I am trying to select values by dates (day) from an imported excel sheet.
Convert to R date
Date <-as.Date(Df$Calendar.day, origin = "1899-12-30")
This yields 24 entries per day with the correct dates. I aggregate the values for each day
Df_agg <- aggregate(.~Date, Df, sum)
This yields the correct dates, and the sum of values for each day, as desired.
Date
2022-01-01
2022-01-02
.
.
.
2022-12-31
However, when I try to filter for a certain date, this works only for the first date (2022-01-01). Other specific dates do not work.
Df_agg %>%
select(Date) %>%
filter(Date== as.Date("2022-05-08"))
[1] Date
<0 rows> (or 0-length row.names)
However, larger/smaller than works:
Df_agg %>%
select(Date) %>%
filter(Date> as.Date("2022-05-08"))
Date
1 2022-05-08
2 2022-05-09
3 2022-05-10
4 2022-05-11
5 2022-05-12
6 2022-05-13
7 2022-05-14
8 2022-05-15
9 2022-05-16
What can be the problem?
Sample Df_agg:
Date | value |
---|---|
2022-01-01 | 135.2 |
2022-01-02 | 130.6 |
2022-01-03 | 121.0 |
dput(Df_aggr) (Example)
structure(list(Date = structure(c(18993, 18994.0416666666, 18995.0416666665,
18996.0416666665, 18997.0416666664, 18998.0416666664, 18999.0416666663,
19000.0416666663, 19001.0416666662, 19002.0416666661, 19003.0416666661,
class = "Date"), value = c(135.192291666667,
130.261541666667, 121.005041666667, 121.005041666667, 121.005041666667,
121.005041666667, 121.771375, 131.027875, 130.261541666667, 121.005041666667,
121.771375, 131.027875, 130.261541666667, 121.005041666667, 121.005041666667,
121.005041666667, 121.005041666667, 121.771375, 126.863458333333
)), row.names = c(NA, -365L), class = "data.frame")

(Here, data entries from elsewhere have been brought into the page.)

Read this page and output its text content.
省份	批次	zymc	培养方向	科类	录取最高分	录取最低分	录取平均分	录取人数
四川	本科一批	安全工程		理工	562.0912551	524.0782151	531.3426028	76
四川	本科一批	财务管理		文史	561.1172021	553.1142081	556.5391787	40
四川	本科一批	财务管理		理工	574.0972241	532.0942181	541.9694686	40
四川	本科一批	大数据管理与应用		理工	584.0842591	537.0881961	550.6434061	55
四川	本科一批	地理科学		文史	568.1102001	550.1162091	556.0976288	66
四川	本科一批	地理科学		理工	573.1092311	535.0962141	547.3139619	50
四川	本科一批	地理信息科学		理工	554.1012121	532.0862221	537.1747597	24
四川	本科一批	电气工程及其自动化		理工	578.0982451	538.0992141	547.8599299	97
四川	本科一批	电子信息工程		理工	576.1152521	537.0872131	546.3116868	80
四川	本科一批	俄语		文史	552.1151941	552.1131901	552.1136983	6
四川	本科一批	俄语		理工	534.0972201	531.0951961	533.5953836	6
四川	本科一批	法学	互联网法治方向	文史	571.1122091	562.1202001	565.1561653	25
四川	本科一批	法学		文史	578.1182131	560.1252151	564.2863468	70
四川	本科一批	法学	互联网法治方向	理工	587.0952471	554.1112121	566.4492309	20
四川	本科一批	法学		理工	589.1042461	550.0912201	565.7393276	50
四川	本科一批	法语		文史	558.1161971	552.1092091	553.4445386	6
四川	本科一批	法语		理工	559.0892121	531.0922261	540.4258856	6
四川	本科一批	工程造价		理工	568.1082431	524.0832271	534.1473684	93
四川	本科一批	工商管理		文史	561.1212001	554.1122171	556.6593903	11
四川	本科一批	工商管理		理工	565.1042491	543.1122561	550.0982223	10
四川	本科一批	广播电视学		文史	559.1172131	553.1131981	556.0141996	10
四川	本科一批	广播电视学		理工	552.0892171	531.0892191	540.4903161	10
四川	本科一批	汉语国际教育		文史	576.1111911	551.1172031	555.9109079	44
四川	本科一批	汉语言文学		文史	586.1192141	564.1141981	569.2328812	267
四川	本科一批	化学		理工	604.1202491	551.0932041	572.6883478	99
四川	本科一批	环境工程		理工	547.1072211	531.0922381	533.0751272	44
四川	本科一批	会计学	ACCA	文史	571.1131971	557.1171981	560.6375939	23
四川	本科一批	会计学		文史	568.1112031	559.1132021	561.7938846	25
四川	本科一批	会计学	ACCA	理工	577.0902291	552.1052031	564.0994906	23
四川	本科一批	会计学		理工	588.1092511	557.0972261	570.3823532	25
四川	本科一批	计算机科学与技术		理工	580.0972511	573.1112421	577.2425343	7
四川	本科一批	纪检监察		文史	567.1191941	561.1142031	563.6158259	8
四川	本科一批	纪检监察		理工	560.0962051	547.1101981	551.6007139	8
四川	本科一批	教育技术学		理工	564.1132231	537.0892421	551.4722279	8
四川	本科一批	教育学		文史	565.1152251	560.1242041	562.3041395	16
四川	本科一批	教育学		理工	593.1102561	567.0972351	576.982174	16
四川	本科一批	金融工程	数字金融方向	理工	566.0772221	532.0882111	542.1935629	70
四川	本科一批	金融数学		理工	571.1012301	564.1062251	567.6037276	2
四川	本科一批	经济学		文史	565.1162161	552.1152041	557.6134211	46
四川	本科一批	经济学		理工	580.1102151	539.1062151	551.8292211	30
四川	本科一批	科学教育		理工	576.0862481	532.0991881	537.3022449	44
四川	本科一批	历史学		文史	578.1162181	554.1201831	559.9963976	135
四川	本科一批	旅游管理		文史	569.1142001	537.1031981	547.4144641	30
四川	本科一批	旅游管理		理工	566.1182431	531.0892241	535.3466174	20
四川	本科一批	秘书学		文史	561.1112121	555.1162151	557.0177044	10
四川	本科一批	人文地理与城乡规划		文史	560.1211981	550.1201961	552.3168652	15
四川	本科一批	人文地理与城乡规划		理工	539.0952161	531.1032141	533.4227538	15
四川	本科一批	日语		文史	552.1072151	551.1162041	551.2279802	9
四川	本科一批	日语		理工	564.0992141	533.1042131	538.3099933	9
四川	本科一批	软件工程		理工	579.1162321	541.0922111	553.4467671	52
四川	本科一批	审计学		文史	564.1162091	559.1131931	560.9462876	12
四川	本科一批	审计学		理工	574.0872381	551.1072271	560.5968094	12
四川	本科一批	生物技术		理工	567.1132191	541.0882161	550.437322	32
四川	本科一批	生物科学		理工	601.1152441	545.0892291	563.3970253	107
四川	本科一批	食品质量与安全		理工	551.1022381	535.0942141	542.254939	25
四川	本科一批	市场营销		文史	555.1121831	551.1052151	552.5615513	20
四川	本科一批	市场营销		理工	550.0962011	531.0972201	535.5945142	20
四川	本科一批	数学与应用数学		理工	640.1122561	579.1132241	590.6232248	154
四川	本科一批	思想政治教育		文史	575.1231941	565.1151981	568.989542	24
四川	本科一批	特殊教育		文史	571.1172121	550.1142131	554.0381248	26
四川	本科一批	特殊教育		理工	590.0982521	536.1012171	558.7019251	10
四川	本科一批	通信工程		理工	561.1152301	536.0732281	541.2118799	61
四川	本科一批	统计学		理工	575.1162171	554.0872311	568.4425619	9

CodePudding user response:
I found a solution, using the "Hour.of.Day" column instead. (E.g., 2022-05-08 00:00:00)
Df[["Hour.of.day"]] <-
as.POSIXct(Df[["Hour.of.day"]] * (60*60*24)
, origin="2022-01-01"
, tz="Europe/Stockholm")
Df<- Df %>%
rename("Hour" = "Hour.of.day")
Date_Input <- '2022-05-08'
Df %>%filter(as.Date(Hour) == as.Date(Date_Input))
This results in values for all 24 hours of 22-05-08. Since it is not possible to use the hours to aggregate, I create an additional column ("dummy") with value 1 for all rows:
dfdate <- aggregate(.~dummy, Df, sum)
Perhaps not the most elegant solution, but it works and has the added advantage of being able to select intervals of several days with different hours.